# Goal

The presented approach aims at learning a set of filters for denoising bursts of images taken by hand-held cameras (e.g. in smartphones).

# Contributions

• Synthetic data creation from general purpose images simulating characteristics of real cameras.
• Pixel-wise 3D kernel prediction for denoising of burst image sequence.
• Generalisation to multiple noise levels.

# Conceptual overview #### Basic concept

• input

• set of series of N images (burst)
• one image of pixel-wise noise estimates
• encoder-decoder structure

• output

• N filters per pixel in input space (filter size: $$K$$ by $$K$$)
• synthesis of output image at pixel $$p$$ by

$\hat{Y}^p = \frac{1}{N} \sum_{i=1}^N \, <f_i^p, V^p(X_i)>,$

where $$f^p_i$$ denotes the learned filter at pixel $$p$$ in input image $$i$$.

#### Loss

• main objective

• $$L^2$$-term on gamma-corrected images
• $$L^1$$-term on gradients of gamma-corrected images

$\ell(\hat{Y}, Y^\ast) = \lambda_2 \, \left\lVert\Gamma(\hat{Y}) - \Gamma(Y^\ast)\right\rVert_2^2 + \lambda_1 \, \left\lVert\nabla\Gamma(\hat{Y}) - \nabla\Gamma(Y^\ast)\right\rVert_1^2$
• annealed loss (This is the actual loss term!)

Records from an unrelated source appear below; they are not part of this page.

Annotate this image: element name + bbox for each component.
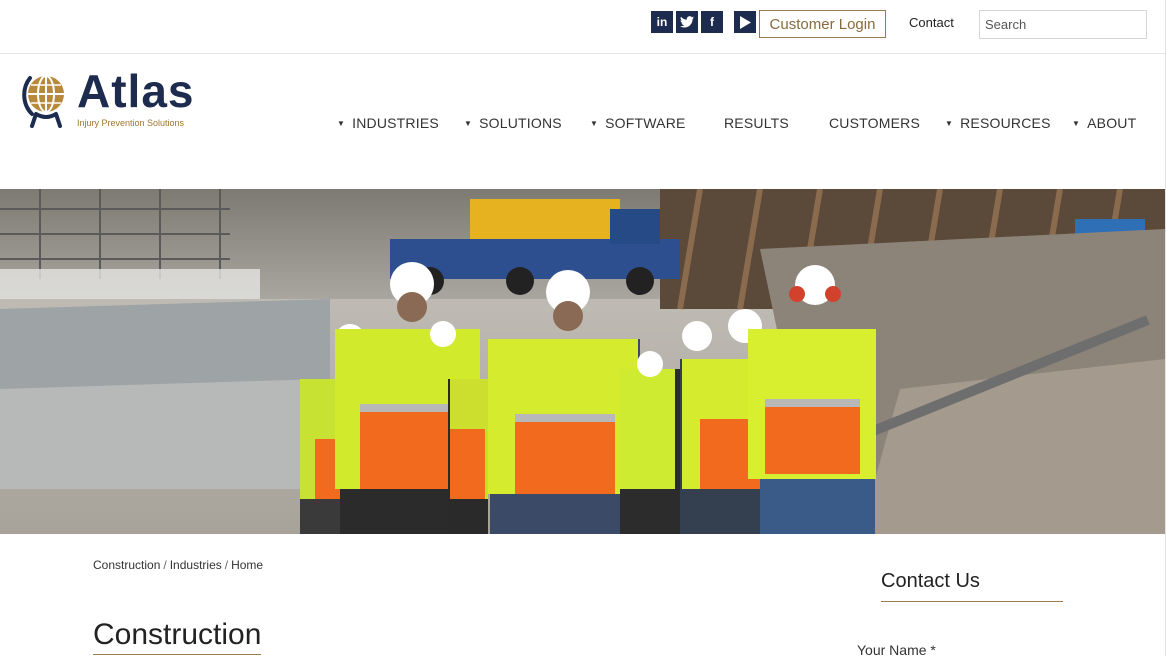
caret-down-icon: ▼ [590, 118, 599, 128]
atlas-logo[interactable]: Atlas Injury Prevention Solutions [22, 65, 222, 130]
nav-item-customers[interactable]: CUSTOMERS [829, 115, 920, 131]
linkedin-icon[interactable]: in [651, 11, 673, 33]
nav-item-solutions[interactable]: ▼ SOLUTIONS [464, 115, 562, 131]
search-input[interactable] [979, 10, 1147, 39]
nav-item-about[interactable]: ▼ ABOUT [1072, 115, 1136, 131]
contact-us-heading: Contact Us [881, 570, 1063, 602]
brand-name: Atlas [77, 65, 195, 117]
nav-item-label: RESOURCES [960, 115, 1051, 131]
nav-item-label: CUSTOMERS [829, 115, 920, 131]
nav-item-label: RESULTS [724, 115, 789, 131]
breadcrumb-item[interactable]: Home [231, 558, 263, 572]
construction-workers-photo [0, 189, 1165, 534]
globe-icon [22, 75, 64, 128]
twitter-icon[interactable] [676, 11, 698, 33]
your-name-label: Your Name * [857, 642, 936, 656]
breadcrumb: Construction / Industries / Home [93, 558, 263, 572]
breadcrumb-separator: / [224, 558, 229, 572]
customer-login-button[interactable]: Customer Login [759, 10, 886, 38]
linkedin-glyph: in [656, 15, 668, 29]
breadcrumb-item[interactable]: Industries [170, 558, 222, 572]
nav-item-software[interactable]: ▼ SOFTWARE [590, 115, 686, 131]
caret-down-icon: ▼ [1072, 118, 1081, 128]
facebook-glyph: f [710, 15, 714, 29]
nav-item-label: SOFTWARE [605, 115, 686, 131]
hero-image [0, 189, 1165, 534]
breadcrumb-item[interactable]: Construction [93, 558, 160, 572]
caret-down-icon: ▼ [337, 118, 346, 128]
brand-tagline: Injury Prevention Solutions [77, 118, 185, 128]
nav-item-resources[interactable]: ▼ RESOURCES [945, 115, 1051, 131]
nav-item-results[interactable]: RESULTS [724, 115, 789, 131]
top-utility-bar: in f Customer Login Contact [0, 0, 1166, 54]
nav-item-label: INDUSTRIES [352, 115, 439, 131]
youtube-play-icon[interactable] [734, 11, 756, 33]
facebook-icon[interactable]: f [701, 11, 723, 33]
caret-down-icon: ▼ [945, 118, 954, 128]
nav-item-label: ABOUT [1087, 115, 1137, 131]
contact-link[interactable]: Contact [909, 15, 954, 30]
nav-item-industries[interactable]: ▼ INDUSTRIES [337, 115, 439, 131]
nav-item-label: SOLUTIONS [479, 115, 562, 131]
page-title: Construction [93, 618, 262, 655]
breadcrumb-separator: / [163, 558, 167, 572]
caret-down-icon: ▼ [464, 118, 473, 128]
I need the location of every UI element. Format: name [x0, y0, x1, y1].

• time dependent individual image loss term
• idea: steer training in the beginning to avoid convergence to local minima

$\mathcal{L}(X; Y^\ast, t) = \ell\left(\frac{1}{N}\sum_{i=1}^N \, f_i(X_i), Y^\ast\right) + \beta\alpha^t \sum_{i=1}^N \, \ell(f_i(X_i), Y^\ast)$

#### Synthetic data creation

• The authors develop an approach to model several artifacts involved in creation of raw data from real camera sensors, including e.g.

• explicit model for signal noise • simulated misalignment due to sensor movement

# Experiments

#### Settings

• filter size: K = 5
• number of input images: N = 8

#### Nomenclature (KPN methods)

• 1-frame: N = 1
• no ann: basic loss function only (@see main objective)
• sigma blind: no noise estimate as input
• direct: directly synthesise output pixel values (by adding three additional conv layers)

#### Synthetic data set

• KPN always outperforms state of the art
• multi-frame info, annealing loss and noise estimate are all helpful #### Real data set #### Predicted kernels

• The approach is robust to object movement (the mouse).
• The authors claim that their ‘annealing’ approach helps focusing on a single frame where movement occurs, while taking advantage of all frames in static parts of the image (i.e. background).